Change to 46x17; that was my favourite ratio when I lived in High Peak. I use 48x17 now because Gloucestershire is much flatter (on the whole) but it still doesn't feel as good.

And seeing this is the 21st century, stick to the freewheel! Fixed isn't 'cooler,' it's just a fashion statement for bearded pricks in London!


----------



## rogerzilla (20 May 2017)

48 x 18 is a fairly standard fixed gear - about 70" on narrow 700c tyres. Anything lower makes downhills difficult and anything higher gets miserable into a headwind. You can get uphill on most gears, though - I used to ride to the start of a TT on a 91" fixed and it was ok, even with steep bridge approaches.


----------



## dave r (20 May 2017)

My favourite for fixed is 44x18, about 65 inch, suites my legs and Warwickshire's rolling countryside.


----------



## rogerzilla (22 May 2017)

Something else to bear in mind is the different feel of larger or smaller sprockets that give the same gear inches. 48 x 18 is pretty smooth but I used to run 39 x 14 on an MTB conversion (1 inch MTB slicks have a rolling diameter of about 25", so it's still a 70" gear) and it wasn't as nice. Smaller sprockets also accentuate any out-of-roundness in the system and wear is more rapid.

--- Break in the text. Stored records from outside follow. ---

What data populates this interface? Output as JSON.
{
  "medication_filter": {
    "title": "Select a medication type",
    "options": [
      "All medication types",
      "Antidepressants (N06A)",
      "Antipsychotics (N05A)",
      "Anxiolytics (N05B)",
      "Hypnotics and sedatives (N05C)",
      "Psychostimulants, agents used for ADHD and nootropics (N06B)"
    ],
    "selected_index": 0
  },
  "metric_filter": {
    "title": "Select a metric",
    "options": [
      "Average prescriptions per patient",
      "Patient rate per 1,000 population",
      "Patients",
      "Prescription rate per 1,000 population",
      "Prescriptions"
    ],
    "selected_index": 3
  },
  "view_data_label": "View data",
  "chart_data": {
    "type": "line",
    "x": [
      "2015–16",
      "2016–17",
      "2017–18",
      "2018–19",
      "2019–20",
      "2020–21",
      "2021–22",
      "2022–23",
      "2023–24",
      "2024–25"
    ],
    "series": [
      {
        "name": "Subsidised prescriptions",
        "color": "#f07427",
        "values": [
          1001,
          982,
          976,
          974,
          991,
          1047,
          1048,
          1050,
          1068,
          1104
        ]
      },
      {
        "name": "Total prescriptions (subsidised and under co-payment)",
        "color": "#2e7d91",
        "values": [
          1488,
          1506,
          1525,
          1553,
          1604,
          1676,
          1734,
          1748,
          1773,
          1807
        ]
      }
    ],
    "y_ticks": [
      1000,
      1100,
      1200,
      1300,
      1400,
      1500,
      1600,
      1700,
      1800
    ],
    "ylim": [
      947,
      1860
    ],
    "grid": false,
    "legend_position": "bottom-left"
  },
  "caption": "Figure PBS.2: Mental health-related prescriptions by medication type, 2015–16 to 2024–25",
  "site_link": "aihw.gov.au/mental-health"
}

I run 52 x 20 on the Fuji Track now and it's very smooth indeed - an ideal rouleur's gear. There's a small trade-off for weight, but nothing significant. :Larger sprockets are a bit less "snappy" when accelerating, but one man's snappiness is another man's harshness.


----------



## Sharky (23 May 2017)

Think you just need to experiment with gear sizes. Try taking out the gear bike up the steeper hills on your regular route, but don't change down until it becomes really unbearable. Make a note of the ring/sprocket sizes. Similarly, find the descents, but keep to the lowest gear you can manage and still be adding a bit of "umph" into the downstroke. Likewise make a note of the sizes and then refer to the gear tables in "inches".

Then you need to have your SS/fixed gearing somewhere within the min/max range you worked out from the geared bike. However there is something magic or mystical about both a SS and a Fixed that increases your cadence ability and you find yourself capable of riding a slightly bigger gear up the hills than you would on the geared bike and similarly a lower gear on the flat and descents.

After a while you will have a toolbox with every combination of sprocket sizes from a 13 to 22, to cover leisure/time trials and hill climbing and you will become a master of sprocket changing and chain splitting.

Enjoy.


----------



## rogerzilla (23 May 2017)

Make your own massive chainwhip. It's not that hard and you will never fear changing a sprocket again. The optimum length is a hand's width longer than the radius of a 700c wheel.


----------



## steveindenmark (24 May 2017)

Has Devon grown more hills since you bought it. Or were they there beforehand ? 

Like everyone has said. Change the gearing.


----------